The Ourimbah Campus (also referred to as the Central Coast Campus) is a multi-sector campus which offers University, TAFE and Community College programs and courses. The Ourimbah campus is a partnership of The University of Newcastle and Hunter Institute of TAFE. Affiliates are the Central Coast Community College and the Central Coast Conservatorium of Music. Ourimbah Campus is located in Ourimbah, New South Wales, just between Newcastle and Sydney.

It is a bushland campus, offering a quiet environment for students and visitors, set on just over 80 hectares. The building program began in the 1990s, and has continued as the campus has expanded, but all of the buildings have been designed to blend with the natural environment. The Ourimbah Campus of Newcastle University was officially opened on Friday 1 September 1995 by The Hon. Bill Hayden, Governor General.

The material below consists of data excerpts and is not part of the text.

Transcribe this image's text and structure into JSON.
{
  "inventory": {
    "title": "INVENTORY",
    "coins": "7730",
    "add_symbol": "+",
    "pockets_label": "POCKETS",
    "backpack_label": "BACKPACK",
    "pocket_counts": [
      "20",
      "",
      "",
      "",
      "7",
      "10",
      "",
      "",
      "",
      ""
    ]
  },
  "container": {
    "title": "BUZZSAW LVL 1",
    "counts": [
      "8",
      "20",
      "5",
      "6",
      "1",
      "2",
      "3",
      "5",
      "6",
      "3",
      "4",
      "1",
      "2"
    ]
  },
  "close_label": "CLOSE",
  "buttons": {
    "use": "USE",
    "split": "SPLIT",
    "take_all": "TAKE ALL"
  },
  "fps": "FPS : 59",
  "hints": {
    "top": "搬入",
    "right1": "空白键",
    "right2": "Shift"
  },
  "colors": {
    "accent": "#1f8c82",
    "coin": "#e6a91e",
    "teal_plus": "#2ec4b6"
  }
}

Ourimbah Campus lies just off the F3 Freeway at Ourimbah on Chittaway and Brush roads. From the F3 Freeway take the Ourimbah exit, which intersects with the Pacific Highway, and follow the signs to the campus. The campus is within ten minutes walking distance of the Ourimbah train station and local buses drive right into the Campus until 5 pm.

==Central Coast Campuses==
The Central Coast Campuses is the name given to three education campuses on the Central Coast of New South Wales located at Gosford, Ourimbah and Wyong. It is a partnership of The University of Newcastle, The Hunter Institute of TAFE NSW and the Central Coast Community College.

It is affiliated with the Central Coast Conservatorium of Music.

The campus is an innovative model where services and infrastructure are shared between education providers.